In the busyness of Thanksgiving  I hadn’t thought ahead or looked at a calendar.  I didn’t know what was coming in the schedule, but one thing is certain: tomorrow is December 1. 

Yesterday as I was starting the clean up from the weekend I had a moment of panic.  I spent some time filling my calendar with the dates of basketball practice, games, piano lessons, chess club, girl scouts and tried to remember when I let our schedule get so out of control.  I guess with five kids in the house even having everyone in one or two things still makes life pretty crazy.

I’m just a little worried because I was going to Do December Different.  We’ve already been planning.  The girls made our own little advent calendar to keep track of our daily acts of giving.



With stickers.  Because I was going to do this thing right!


I have no idea if we will actually be able to pull it off.  I don’t like trying things I don’t know I can do.  And do well.  How pitiful will it be if we end up too busy to do December different. 

Last night, we got a lot of snow.  I didn’t go running or have Bible study or go the vet which gave me a whole night and day at home.  I’ve got some extra time to get prepare. 

I am looking forward to Christmas more than I have in a while.  The adventure of our little advent calendar is going to be fun.  Even joy in the little things like a snow day.  Hopefully, it will add a lot of meaning to our December.

How about you?  Are you making any plans to do December different? 

Monday, November 29, 2010

On To Christmas

Last week I:

Celebrated our 14th anniversary.

Celebrated my adorable great-niece Rylie’s first birthday.  Maren was so excited for her!

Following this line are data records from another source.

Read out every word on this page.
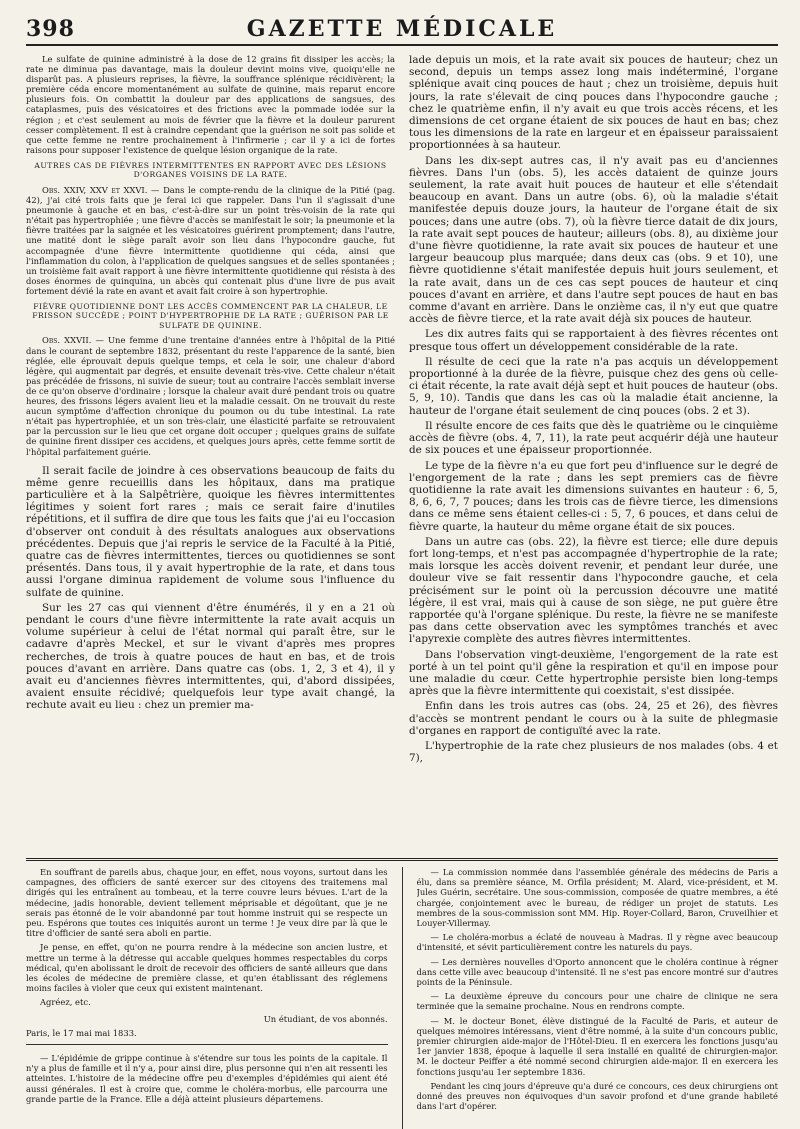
398	GAZETTE MÉDICALE

Le sulfate de quinine administré à la dose de 12 grains fit dissiper les accès; la rate ne diminua pas davantage, mais la douleur devint moins vive, quoiqu'elle ne disparût pas. A plusieurs reprises, la fièvre, la souffrance splénique récidivèrent; la première céda encore momentanément au sulfate de quinine, mais reparut encore plusieurs fois. On combattit la douleur par des applications de sangsues, des cataplasmes, puis des vésicatoires et des frictions avec la pommade iodée sur la région ; et c'est seulement au mois de février que la fièvre et la douleur parurent cesser complètement. Il est à craindre cependant que la guérison ne soit pas solide et que cette femme ne rentre prochainement à l'infirmerie ; car il y a ici de fortes raisons pour supposer l'existence de quelque lésion organique de la rate.

AUTRES CAS DE FIÈVRES INTERMITTENTES EN RAPPORT AVEC DES LÉSIONS D'ORGANES VOISINS DE LA RATE.

Obs. XXIV, XXV et XXVI. — Dans le compte-rendu de la clinique de la Pitié (pag. 42), j'ai cité trois faits que je ferai ici que rappeler. Dans l'un il s'agissait d'une pneumonie à gauche et en bas, c'est-à-dire sur un point très-voisin de la rate qui n'était pas hypertrophiée ; une fièvre d'accès se manifestait le soir; la pneumonie et la fièvre traitées par la saignée et les vésicatoires guérirent promptement; dans l'autre, une matité dont le siège paraît avoir son lieu dans l'hypocondre gauche, fut accompagnée d'une fièvre intermittente quotidienne qui céda, ainsi que l'inflammation du colon, à l'application de quelques sangsues et de selles spontanées ; un troisième fait avait rapport à une fièvre intermittente quotidienne qui résista à des doses énormes de quinquina, un abcès qui contenait plus d'une livre de pus avait fortement dévié la rate en avant et avait fait croire à son hypertrophie.

FIÈVRE QUOTIDIENNE DONT LES ACCÈS COMMENCENT PAR LA CHALEUR, LE FRISSON SUCCÈDE ; POINT D'HYPERTROPHIE DE LA RATE ; GUÉRISON PAR LE SULFATE DE QUININE.

Obs. XXVII. — Une femme d'une trentaine d'années entre à l'hôpital de la Pitié dans le courant de septembre 1832, présentant du reste l'apparence de la santé, bien réglée, elle éprouvait depuis quelque temps, et cela le soir, une chaleur d'abord légère, qui augmentait par degrés, et ensuite devenait très-vive. Cette chaleur n'était pas précédée de frissons, ni suivie de sueur; tout au contraire l'accès semblait inverse de ce qu'on observe d'ordinaire ; lorsque la chaleur avait duré pendant trois ou quatre heures, des frissons légers avaient lieu et la maladie cessait. On ne trouvait du reste aucun symptôme d'affection chronique du poumon ou du tube intestinal. La rate n'était pas hypertrophiée, et un son très-clair, une élasticité parfaite se retrouvaient par la percussion sur le lieu que cet organe doit occuper ; quelques grains de sulfate de quinine firent dissiper ces accidens, et quelques jours après, cette femme sortit de l'hôpital parfaitement guérie.

Il serait facile de joindre à ces observations beaucoup de faits du même genre recueillis dans les hôpitaux, dans ma pratique particulière et à la Salpêtrière, quoique les fièvres intermittentes légitimes y soient fort rares ; mais ce serait faire d'inutiles répétitions, et il suffira de dire que tous les faits que j'ai eu l'occasion d'observer ont conduit à des résultats analogues aux observations précédentes. Depuis que j'ai repris le service de la Faculté à la Pitié, quatre cas de fièvres intermittentes, tierces ou quotidiennes se sont présentés. Dans tous, il y avait hypertrophie de la rate, et dans tous aussi l'organe diminua rapidement de volume sous l'influence du sulfate de quinine.

Sur les 27 cas qui viennent d'être énumérés, il y en a 21 où pendant le cours d'une fièvre intermittente la rate avait acquis un volume supérieur à celui de l'état normal qui paraît être, sur le cadavre d'après Meckel, et sur le vivant d'après mes propres recherches, de trois à quatre pouces de haut en bas, et de trois pouces d'avant en arrière. Dans quatre cas (obs. 1, 2, 3 et 4), il y avait eu d'anciennes fièvres intermittentes, qui, d'abord dissipées, avaient ensuite récidivé; quelquefois leur type avait changé, la rechute avait eu lieu : chez un premier ma-

lade depuis un mois, et la rate avait six pouces de hauteur; chez un second, depuis un temps assez long mais indéterminé, l'organe splénique avait cinq pouces de haut ; chez un troisième, depuis huit jours, la rate s'élevait de cinq pouces dans l'hypocondre gauche ; chez le quatrième enfin, il n'y avait eu que trois accès récens, et les dimensions de cet organe étaient de six pouces de haut en bas; chez tous les dimensions de la rate en largeur et en épaisseur paraissaient proportionnées à sa hauteur.

Dans les dix-sept autres cas, il n'y avait pas eu d'anciennes fièvres. Dans l'un (obs. 5), les accès dataient de quinze jours seulement, la rate avait huit pouces de hauteur et elle s'étendait beaucoup en avant. Dans un autre (obs. 6), où la maladie s'était manifestée depuis douze jours, la hauteur de l'organe était de six pouces; dans une autre (obs. 7), où la fièvre tierce datait de dix jours, la rate avait sept pouces de hauteur; ailleurs (obs. 8), au dixième jour d'une fièvre quotidienne, la rate avait six pouces de hauteur et une largeur beaucoup plus marquée; dans deux cas (obs. 9 et 10), une fièvre quotidienne s'était manifestée depuis huit jours seulement, et la rate avait, dans un de ces cas sept pouces de hauteur et cinq pouces d'avant en arrière, et dans l'autre sept pouces de haut en bas comme d'avant en arrière. Dans le onzième cas, il n'y eut que quatre accès de fièvre tierce, et la rate avait déjà six pouces de hauteur.

Les dix autres faits qui se rapportaient à des fièvres récentes ont presque tous offert un développement considérable de la rate.

Il résulte de ceci que la rate n'a pas acquis un développement proportionné à la durée de la fièvre, puisque chez des gens où celle-ci était récente, la rate avait déjà sept et huit pouces de hauteur (obs. 5, 9, 10). Tandis que dans les cas où la maladie était ancienne, la hauteur de l'organe était seulement de cinq pouces (obs. 2 et 3).

Il résulte encore de ces faits que dès le quatrième ou le cinquième accès de fièvre (obs. 4, 7, 11), la rate peut acquérir déjà une hauteur de six pouces et une épaisseur proportionnée.

Le type de la fièvre n'a eu que fort peu d'influence sur le degré de l'engorgement de la rate ; dans les sept premiers cas de fièvre quotidienne la rate avait les dimensions suivantes en hauteur : 6, 5, 8, 6, 6, 7, 7 pouces; dans les trois cas de fièvre tierce, les dimensions dans ce même sens étaient celles-ci : 5, 7, 6 pouces, et dans celui de fièvre quarte, la hauteur du même organe était de six pouces.

Dans un autre cas (obs. 22), la fièvre est tierce; elle dure depuis fort long-temps, et n'est pas accompagnée d'hypertrophie de la rate; mais lorsque les accès doivent revenir, et pendant leur durée, une douleur vive se fait ressentir dans l'hypocondre gauche, et cela précisément sur le point où la percussion découvre une matité légère, il est vrai, mais qui à cause de son siège, ne put guère être rapportée qu'à l'organe splénique. Du reste, la fièvre ne se manifeste pas dans cette observation avec les symptômes tranchés et avec l'apyrexie complète des autres fièvres intermittentes.

Dans l'observation vingt-deuxième, l'engorgement de la rate est porté à un tel point qu'il gêne la respiration et qu'il en impose pour une maladie du cœur. Cette hypertrophie persiste bien long-temps après que la fièvre intermittente qui coexistait, s'est dissipée.

Enfin dans les trois autres cas (obs. 24, 25 et 26), des fièvres d'accès se montrent pendant le cours ou à la suite de phlegmasie d'organes en rapport de contiguïté avec la rate.

L'hypertrophie de la rate chez plusieurs de nos malades (obs. 4 et 7),

En souffrant de pareils abus, chaque jour, en effet, nous voyons, surtout dans les campagnes, des officiers de santé exercer sur des citoyens des traitemens mal dirigés qui les entraînent au tombeau, et la terre couvre leurs bévues. L'art de la médecine, jadis honorable, devient tellement méprisable et dégoûtant, que je ne serais pas étonné de le voir abandonné par tout homme instruit qui se respecte un peu. Espérons que toutes ces iniquités auront un terme ! Je veux dire par là que le titre d'officier de santé sera aboli en partie.

Je pense, en effet, qu'on ne pourra rendre à la médecine son ancien lustre, et mettre un terme à la détresse qui accable quelques hommes respectables du corps médical, qu'en abolissant le droit de recevoir des officiers de santé ailleurs que dans les écoles de médecine de première classe, et qu'en établissant des réglemens moins faciles à violer que ceux qui existent maintenant.

Agréez, etc.

Un étudiant, de vos abonnés.
Paris, le 17 mai mai 1833.

— L'épidémie de grippe continue à s'étendre sur tous les points de la capitale. Il n'y a plus de famille et il n'y a, pour ainsi dire, plus personne qui n'en ait ressenti les atteintes. L'histoire de la médecine offre peu d'exemples d'épidémies qui aient été aussi générales. Il est à croire que, comme le choléra-morbus, elle parcourra une grande partie de la France. Elle a déjà atteint plusieurs départemens.

— La commission nommée dans l'assemblée générale des médecins de Paris a élu, dans sa première séance, M. Orfila président; M. Alard, vice-président, et M. Jules Guérin, secrétaire. Une sous-commission, composée de quatre membres, a été chargée, conjointement avec le bureau, de rédiger un projet de statuts. Les membres de la sous-commission sont MM. Hip. Royer-Collard, Baron, Cruveilhier et Louyer-Villermay.

— Le choléra-morbus a éclaté de nouveau à Madras. Il y règne avec beaucoup d'intensité, et sévit particulièrement contre les naturels du pays.

— Les dernières nouvelles d'Oporto annoncent que le choléra continue à régner dans cette ville avec beaucoup d'intensité. Il ne s'est pas encore montré sur d'autres points de la Péninsule.

— La deuxième épreuve du concours pour une chaire de clinique ne sera terminée que la semaine prochaine. Nous en rendrons compte.

— M. le docteur Bonet, élève distingué de la Faculté de Paris, et auteur de quelques mémoires intéressans, vient d'être nommé, à la suite d'un concours public, premier chirurgien aide-major de l'Hôtel-Dieu. Il en exercera les fonctions jusqu'au 1er janvier 1838, époque à laquelle il sera installé en qualité de chirurgien-major. M. le docteur Peiffer a été nommé second chirurgien aide-major. Il en exercera les fonctions jusqu'au 1er septembre 1836.

Pendant les cinq jours d'épreuve qu'a duré ce concours, ces deux chirurgiens ont donné des preuves non équivoques d'un savoir profond et d'une grande habileté dans l'art d'opérer.
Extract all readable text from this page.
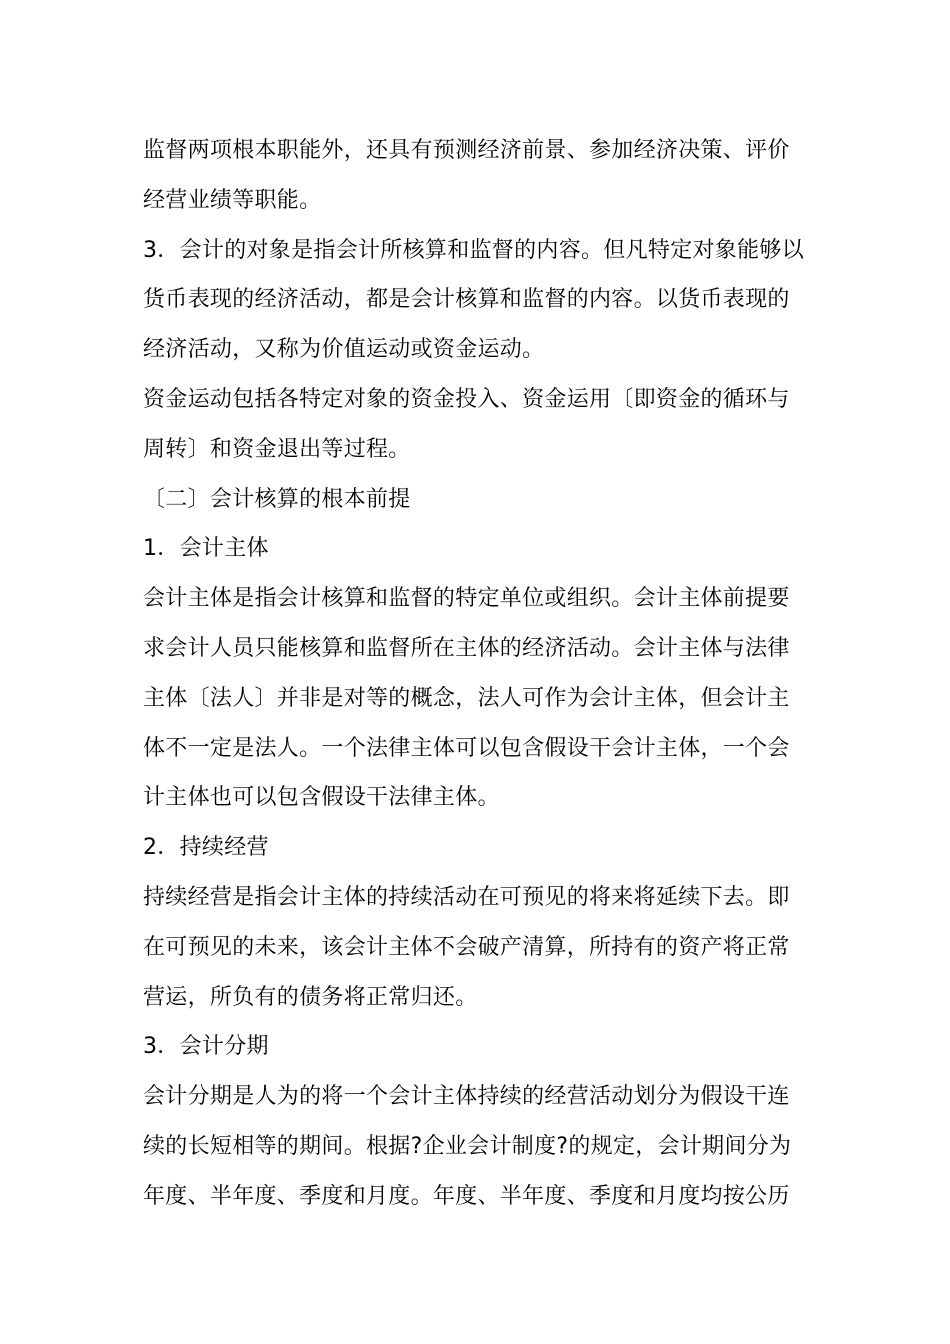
监督两项根本职能外，还具有预测经济前景、参加经济决策、评价经营业绩等职能。

3．会计的对象是指会计所核算和监督的内容。但凡特定对象能够以货币表现的经济活动，都是会计核算和监督的内容。以货币表现的经济活动，又称为价值运动或资金运动。

资金运动包括各特定对象的资金投入、资金运用〔即资金的循环与周转〕和资金退出等过程。

〔二〕会计核算的根本前提

1．会计主体

会计主体是指会计核算和监督的特定单位或组织。会计主体前提要求会计人员只能核算和监督所在主体的经济活动。会计主体与法律主体〔法人〕并非是对等的概念，法人可作为会计主体，但会计主体不一定是法人。一个法律主体可以包含假设干会计主体，一个会计主体也可以包含假设干法律主体。

2．持续经营

持续经营是指会计主体的持续活动在可预见的将来将延续下去。即在可预见的未来，该会计主体不会破产清算，所持有的资产将正常营运，所负有的债务将正常归还。

3．会计分期

会计分期是人为的将一个会计主体持续的经营活动划分为假设干连续的长短相等的期间。根据?企业会计制度?的规定，会计期间分为年度、半年度、季度和月度。年度、半年度、季度和月度均按公历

Started dreaming about eating at Old Country Buffett during my 13th hour in the kitchen.  Maren actually fell asleep on the counter we were in there so long.


ran a 5K on Thanksgiving Morning.  I missed the memo about wearing a turkey costume.

served 15 people dinner and they all tolerated it.

played a great game of Outburst.

saw a mind blowing dance routine.


served leftovers to my side of the family on Saturday.

went to Bentleyville with the family and my parents and my nieces and nephews.





was thankful Annie didn’t call Santa a fake to his face.

worked on a school project.

had an adult dinner with our small group.

collapsed into bed and tried to psyche myself up to move on to Christmas.